WWW2026

Mitigating Cognitive Vulnerabilities in Code Generation via Multi-Agent Adversarial Debate

Shuofu Liu, Quanjiang Guo, Xiao Liu, Ying Liu

被引用 1 次

摘要

Although Large Language Models (LLMs) have demonstrated significant proficiency in code generation, their monolithic and correlation-driven nature renders them susceptible to systematic cognitive biases, deficient counterfactual reasoning, and adversarial manipulation—a characteristic we term cognitive vulnerability. Such vulnerabilities compromise the reliability and security of AI-assisted software development, potentially resulting in code that is not only functionally incorrect but also biased, insecure, and difficult to validate using conventional testing paradigms. While recent multi-agent systems enhance workflow efficiency via task decomposition, they do not fundamentally address these reasoning deficits. This highlights the need for a framework capable of proactively identifying and mitigating the cognitive flaws of an LLM during the reasoning process. To address this challenge, we introduce CodeForge, a multi-agent adversarial reasoning framework that reframes code generation as a cognitive crucible.
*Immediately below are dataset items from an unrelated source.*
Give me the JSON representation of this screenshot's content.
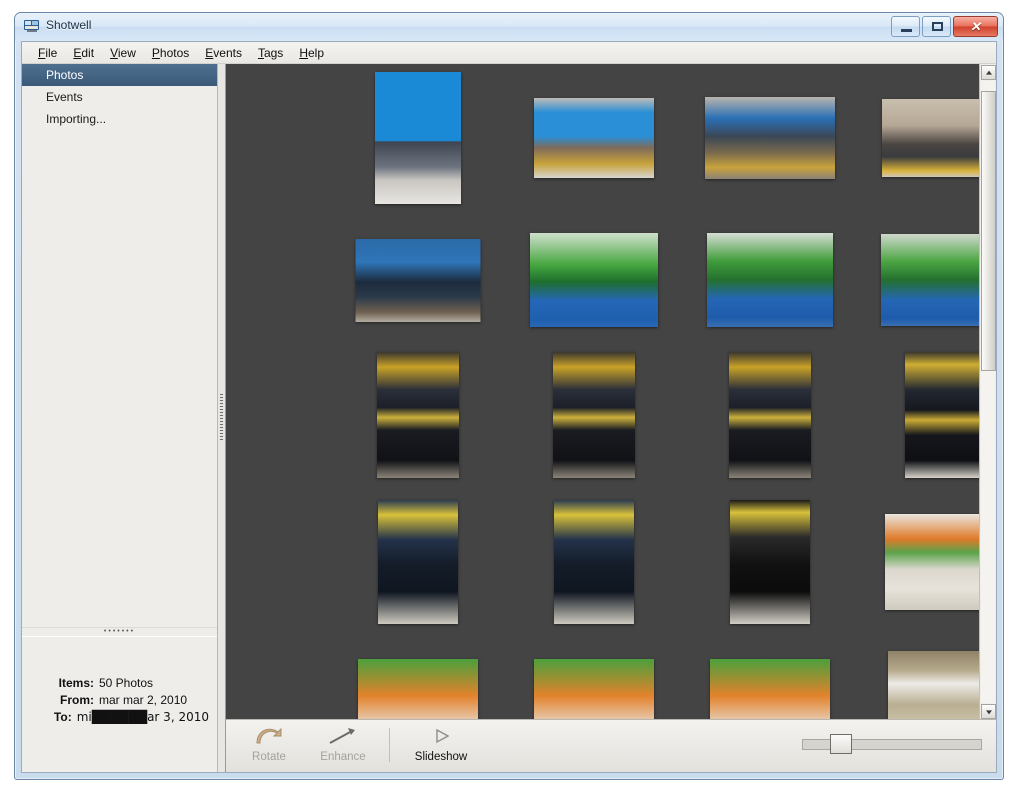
{
  "window": {
    "title": "Shotwell",
    "icon": "shotwell-app-icon",
    "controls": {
      "minimize": "–",
      "maximize": "□",
      "close": "✕"
    }
  },
  "menubar": {
    "items": [
      {
        "label": "File",
        "mnemonic": "F"
      },
      {
        "label": "Edit",
        "mnemonic": "E"
      },
      {
        "label": "View",
        "mnemonic": "V"
      },
      {
        "label": "Photos",
        "mnemonic": "P"
      },
      {
        "label": "Events",
        "mnemonic": "E"
      },
      {
        "label": "Tags",
        "mnemonic": "T"
      },
      {
        "label": "Help",
        "mnemonic": "H"
      }
    ]
  },
  "sidebar": {
    "items": [
      {
        "label": "Photos",
        "selected": true
      },
      {
        "label": "Events",
        "selected": false
      },
      {
        "label": "Importing...",
        "selected": false
      }
    ],
    "status": {
      "rows": [
        {
          "label": "Items:",
          "value": "50 Photos"
        },
        {
          "label": "From:",
          "value": "mar mar 2, 2010"
        },
        {
          "label": "To:",
          "value": "mi██████ar 3, 2010"
        }
      ]
    }
  },
  "toolbar": {
    "rotate": {
      "label": "Rotate",
      "icon": "rotate-icon",
      "enabled": false
    },
    "enhance": {
      "label": "Enhance",
      "icon": "enhance-icon",
      "enabled": false
    },
    "slideshow": {
      "label": "Slideshow",
      "icon": "play-icon",
      "enabled": true
    },
    "zoom_slider": {
      "name": "thumbnail-size-slider",
      "value": 18
    }
  },
  "scrollbar": {
    "vertical": {
      "position_pct": 3,
      "thumb_pct": 45
    }
  },
  "colors": {
    "canvas_bg": "#444444",
    "selection": "#3b5a79",
    "chrome": "#eeedea",
    "frame": "#c8dcee"
  },
  "photos": [
    {
      "row": 1,
      "col": 1,
      "w": 86,
      "h": 132,
      "alt": "man-at-table-blue-backdrop",
      "bg": "linear-gradient(to bottom, #1b8ad6 0%, #1b8ad6 52%, #3f4550 53%, #6d7480 72%, #c9c6c1 82%, #e8e6e2 100%)"
    },
    {
      "row": 1,
      "col": 2,
      "w": 120,
      "h": 80,
      "alt": "softonic-booth-sign",
      "bg": "linear-gradient(to bottom, #bdbcb8 0%, #2a8fd6 18%, #2a8fd6 48%, #7d6a5a 62%, #c8a23a 82%, #d8d5cf 100%)"
    },
    {
      "row": 1,
      "col": 3,
      "w": 130,
      "h": 82,
      "alt": "softonic-booth-crowd",
      "bg": "linear-gradient(to bottom, #b9b5ae 0%, #2a6fb5 26%, #3b4756 48%, #7a6a4d 68%, #c9a33c 86%, #8b8176 100%)"
    },
    {
      "row": 1,
      "col": 4,
      "w": 128,
      "h": 78,
      "alt": "all-about-software-booth",
      "bg": "linear-gradient(to bottom, #c8bfae 0%, #b6a795 34%, #4a4542 58%, #3a3b3d 74%, #d9b33a 92%, #cfc7bb 100%)"
    },
    {
      "row": 2,
      "col": 1,
      "w": 125,
      "h": 83,
      "alt": "booth-with-tv-screen",
      "bg": "linear-gradient(to bottom, #2b6aa8 0%, #2f75b8 28%, #1c2b3c 52%, #2c3a4a 70%, #6f6050 88%, #b3aca0 100%)"
    },
    {
      "row": 2,
      "col": 2,
      "w": 128,
      "h": 94,
      "alt": "green-bicycle-display",
      "bg": "linear-gradient(to bottom, #cfe0cd 0%, #46a63f 34%, #1d6e2e 52%, #2567b8 72%, #1f5fae 92%, #2a68b5 100%)"
    },
    {
      "row": 2,
      "col": 3,
      "w": 126,
      "h": 94,
      "alt": "green-bicycle-closeup",
      "bg": "linear-gradient(to bottom, #d6ded4 0%, #3f9c3a 30%, #24702f 50%, #2566b5 70%, #1e5cab 90%, #3a6fb0 100%)"
    },
    {
      "row": 2,
      "col": 4,
      "w": 130,
      "h": 92,
      "alt": "green-vehicle-wide",
      "bg": "linear-gradient(to bottom, #cfd8cd 0%, #4ba542 30%, #24702f 50%, #2566b5 72%, #1e5cab 92%, #3a6fb0 100%)"
    },
    {
      "row": 3,
      "col": 1,
      "w": 82,
      "h": 126,
      "alt": "man-in-suit-portrait-1",
      "bg": "linear-gradient(to bottom, #3a3730 0%, #c9a227 12%, #2a2f3a 30%, #1c1f27 44%, #cbb03c 52%, #1a1c22 62%, #101216 86%, #8c8478 100%)"
    },
    {
      "row": 3,
      "col": 2,
      "w": 82,
      "h": 126,
      "alt": "man-in-suit-portrait-2",
      "bg": "linear-gradient(to bottom, #3a3730 0%, #c9a227 12%, #2a2f3a 30%, #1c1f27 44%, #cbb03c 52%, #1a1c22 62%, #101216 86%, #8c8478 100%)"
    },
    {
      "row": 3,
      "col": 3,
      "w": 82,
      "h": 126,
      "alt": "man-in-suit-portrait-3",
      "bg": "linear-gradient(to bottom, #3a3730 0%, #c9a227 12%, #2a2f3a 30%, #1c1f27 44%, #cbb03c 52%, #1a1c22 62%, #101216 86%, #8c8478 100%)"
    },
    {
      "row": 3,
      "col": 4,
      "w": 82,
      "h": 126,
      "alt": "man-in-suit-portrait-4",
      "bg": "linear-gradient(to bottom, #3a3730 0%, #cfae32 10%, #232831 30%, #15181e 46%, #c9ab35 54%, #15171c 66%, #0d0f13 86%, #d6d2ca 100%)"
    },
    {
      "row": 4,
      "col": 1,
      "w": 80,
      "h": 124,
      "alt": "man-in-suit-yellow-sign-1",
      "bg": "linear-gradient(to bottom, #2b3c52 0%, #d8c13a 12%, #23324a 32%, #141c29 52%, #0f1620 74%, #cfcac0 100%)"
    },
    {
      "row": 4,
      "col": 2,
      "w": 80,
      "h": 124,
      "alt": "man-in-suit-yellow-sign-2",
      "bg": "linear-gradient(to bottom, #2b3c52 0%, #d8c13a 12%, #23324a 32%, #141c29 52%, #0f1620 74%, #cfcac0 100%)"
    },
    {
      "row": 4,
      "col": 3,
      "w": 80,
      "h": 124,
      "alt": "man-in-suit-yellow-sign-3",
      "bg": "linear-gradient(to bottom, #1a1a1a 0%, #d8c13a 10%, #2a2a2a 30%, #111111 52%, #0b0b0b 74%, #d2cec6 100%)"
    },
    {
      "row": 4,
      "col": 4,
      "w": 122,
      "h": 96,
      "alt": "two-men-joomla-backdrop",
      "bg": "linear-gradient(to bottom, #eae6dd 0%, #e07a2a 26%, #5aa34a 40%, #dcd8cf 58%, #e7e3da 78%, #cfcabf 100%)"
    },
    {
      "row": 5,
      "col": 1,
      "w": 120,
      "h": 80,
      "alt": "orange-green-banner-1",
      "bg": "linear-gradient(to bottom, #4ba03c 0%, #e2822c 46%, #e8e4db 88%, #d6d2c9 100%)"
    },
    {
      "row": 5,
      "col": 2,
      "w": 120,
      "h": 80,
      "alt": "orange-green-banner-2",
      "bg": "linear-gradient(to bottom, #4ba03c 0%, #e2822c 46%, #e8e4db 88%, #d6d2c9 100%)"
    },
    {
      "row": 5,
      "col": 3,
      "w": 120,
      "h": 80,
      "alt": "orange-green-banner-3",
      "bg": "linear-gradient(to bottom, #4ba03c 0%, #e2822c 46%, #e8e4db 88%, #d6d2c9 100%)"
    },
    {
      "row": 5,
      "col": 4,
      "w": 116,
      "h": 96,
      "alt": "joomla-banner-booth",
      "bg": "linear-gradient(to bottom, #8e8268 0%, #b6a98c 20%, #ecebe7 34%, #b9ae92 56%, #cfc6ad 78%, #a79c80 100%)"
    }
  ]
}
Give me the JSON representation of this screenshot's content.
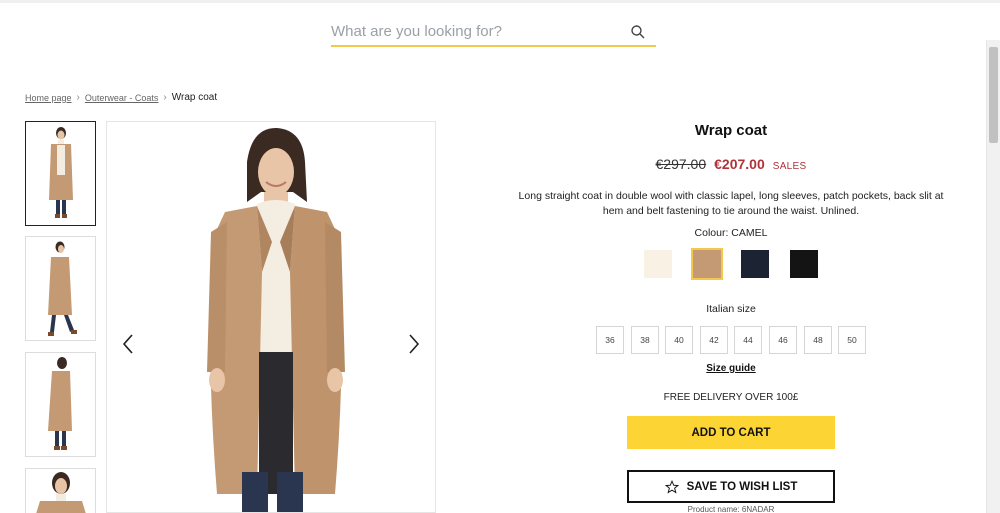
{
  "search": {
    "placeholder": "What are you looking for?",
    "value": ""
  },
  "breadcrumb": {
    "items": [
      "Home page",
      "Outerwear - Coats"
    ],
    "separator": "›",
    "current": "Wrap coat"
  },
  "gallery": {
    "thumbnails": [
      "coat-front-view",
      "coat-walking-view",
      "coat-side-view",
      "coat-detail-view"
    ],
    "main_image": "coat-front-view"
  },
  "product": {
    "title": "Wrap coat",
    "old_price": "€297.00",
    "new_price": "€207.00",
    "sales_label": "SALES",
    "description": "Long straight coat in double wool with classic lapel, long sleeves, patch pockets, back slit at hem and belt fastening to tie around the waist. Unlined.",
    "colour_label": "Colour: CAMEL",
    "colours": [
      {
        "name": "cream",
        "hex": "#f8f1e4"
      },
      {
        "name": "camel",
        "hex": "#c49a74",
        "selected": true
      },
      {
        "name": "navy",
        "hex": "#1c2333"
      },
      {
        "name": "black",
        "hex": "#141414"
      }
    ],
    "size_label": "Italian size",
    "sizes": [
      "36",
      "38",
      "40",
      "42",
      "44",
      "46",
      "48",
      "50"
    ],
    "size_guide": "Size guide",
    "delivery": "FREE DELIVERY OVER 100£",
    "add_to_cart": "ADD TO CART",
    "wishlist": "SAVE TO WISH LIST",
    "product_name": "Product name: 6NADAR"
  },
  "colors": {
    "accent": "#fcd535",
    "sale": "#b0323a",
    "search_underline": "#f2c94c"
  }
}
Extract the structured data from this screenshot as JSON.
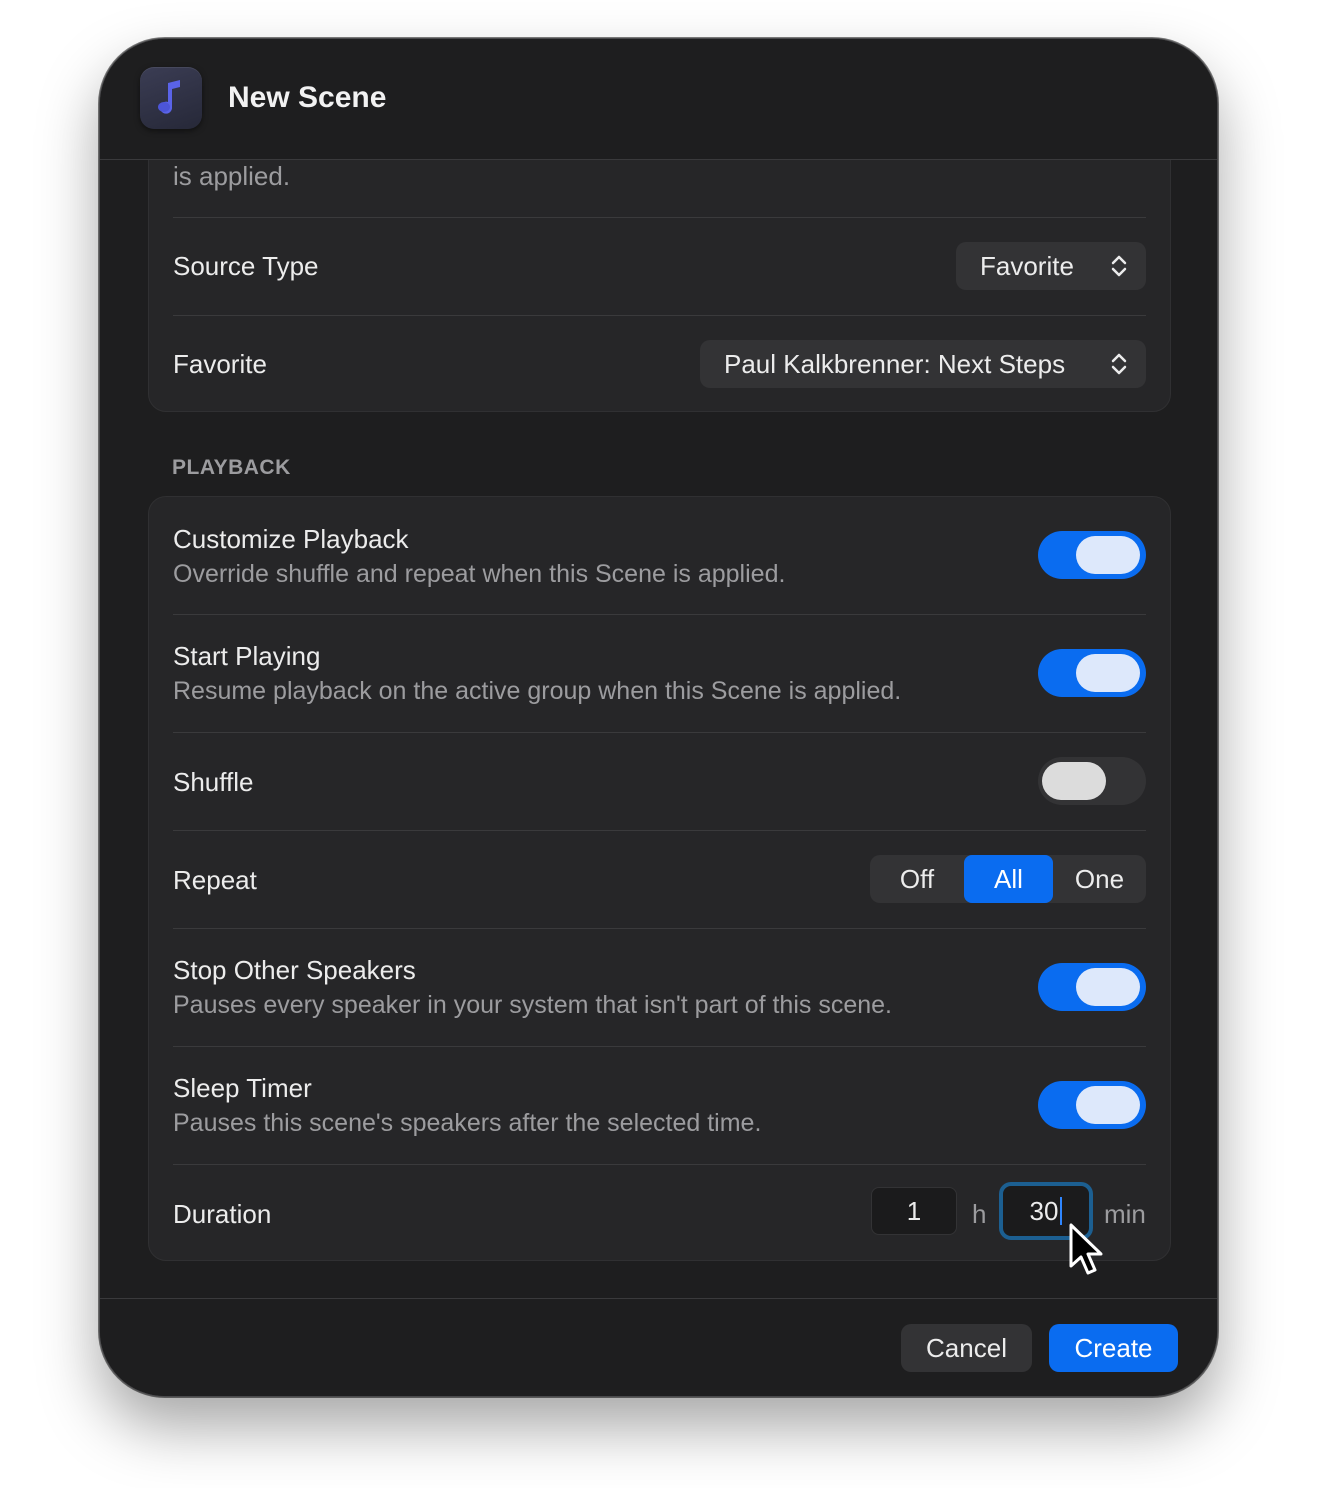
{
  "window": {
    "title": "New Scene",
    "app_icon": "music-note-icon"
  },
  "top_card": {
    "partial_text": "is applied.",
    "rows": [
      {
        "label": "Source Type",
        "value": "Favorite"
      },
      {
        "label": "Favorite",
        "value": "Paul Kalkbrenner: Next Steps"
      }
    ]
  },
  "playback": {
    "section_label": "PLAYBACK",
    "customize": {
      "title": "Customize Playback",
      "subtitle": "Override shuffle and repeat when this Scene is applied.",
      "on": true
    },
    "start_playing": {
      "title": "Start Playing",
      "subtitle": "Resume playback on the active group when this Scene is applied.",
      "on": true
    },
    "shuffle": {
      "title": "Shuffle",
      "on": false
    },
    "repeat": {
      "title": "Repeat",
      "options": [
        "Off",
        "All",
        "One"
      ],
      "selected": "All"
    },
    "stop_others": {
      "title": "Stop Other Speakers",
      "subtitle": "Pauses every speaker in your system that isn't part of this scene.",
      "on": true
    },
    "sleep_timer": {
      "title": "Sleep Timer",
      "subtitle": "Pauses this scene's speakers after the selected time.",
      "on": true
    },
    "duration": {
      "title": "Duration",
      "hours": "1",
      "hours_unit": "h",
      "minutes": "30",
      "minutes_unit": "min"
    }
  },
  "footer": {
    "cancel_label": "Cancel",
    "create_label": "Create"
  },
  "colors": {
    "accent": "#0a6cf0",
    "window_bg": "#1e1e1f",
    "card_bg": "#262628",
    "focus_ring": "#1c5f91"
  }
}
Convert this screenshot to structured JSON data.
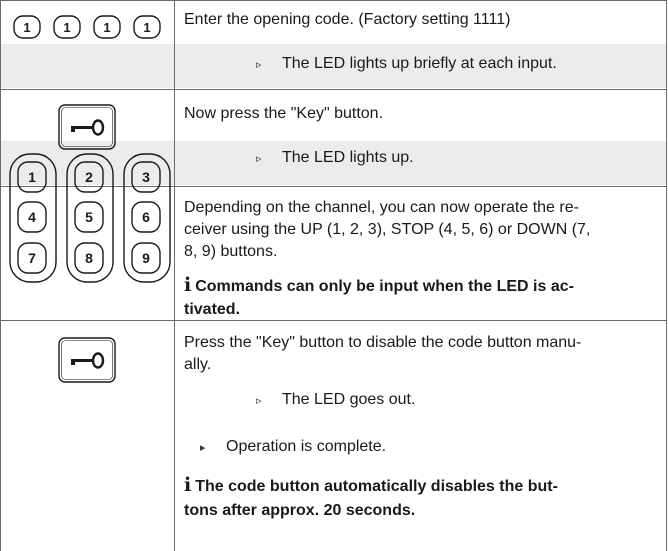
{
  "rows": [
    {
      "instruction": "Enter the opening code. (Factory setting 1111)",
      "result": "The LED lights up briefly at each input.",
      "icon": "code-keys-1111",
      "digits": [
        "1",
        "1",
        "1",
        "1"
      ]
    },
    {
      "instruction": "Now press the \"Key\" button.",
      "result": "The LED lights up.",
      "icon": "key-button-icon"
    },
    {
      "instruction_lines": [
        "Depending on the channel, you can now operate the re-",
        "ceiver using the UP (1, 2, 3), STOP (4, 5, 6) or DOWN (7,",
        "8, 9) buttons."
      ],
      "note_lines": [
        "Commands can only be input when the LED is ac-",
        "tivated."
      ],
      "icon": "keypad-icon",
      "keypad": [
        [
          "1",
          "4",
          "7"
        ],
        [
          "2",
          "5",
          "8"
        ],
        [
          "3",
          "6",
          "9"
        ]
      ]
    },
    {
      "instruction_lines": [
        "Press the \"Key\" button to disable the code button manu-",
        "ally."
      ],
      "result": "The LED goes out.",
      "outcome": "Operation is complete.",
      "note_lines": [
        "The code button automatically disables the but-",
        "tons after approx. 20 seconds."
      ],
      "icon": "key-button-icon"
    }
  ],
  "symbols": {
    "info": "i",
    "result_marker": "▹",
    "outcome_marker": "▸"
  }
}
This process involves a structured debate among three specialized agents—an Optimist, a Pragmatist, and an Adversarial Skeptic—who iteratively cross-examine and refine solution plans. Following convergence, an adversarial verification module systematically generates counterfactual perturbations to stress-test and enhance the final plan. Comprehensive evaluations on the HumanEval and MBPP benchmarks demonstrate that CodeForge significantly outperforms state-of-the-art methods, achieving a pass@1 of 97.3% with GPT-4. Ablation studies confirm the necessity of both the adversarial dialogue and counterfactual verification components. This work represents a shift from passive debugging to proactive cognitive hardening, establishing a pathway toward more trustworthy automated software engineering.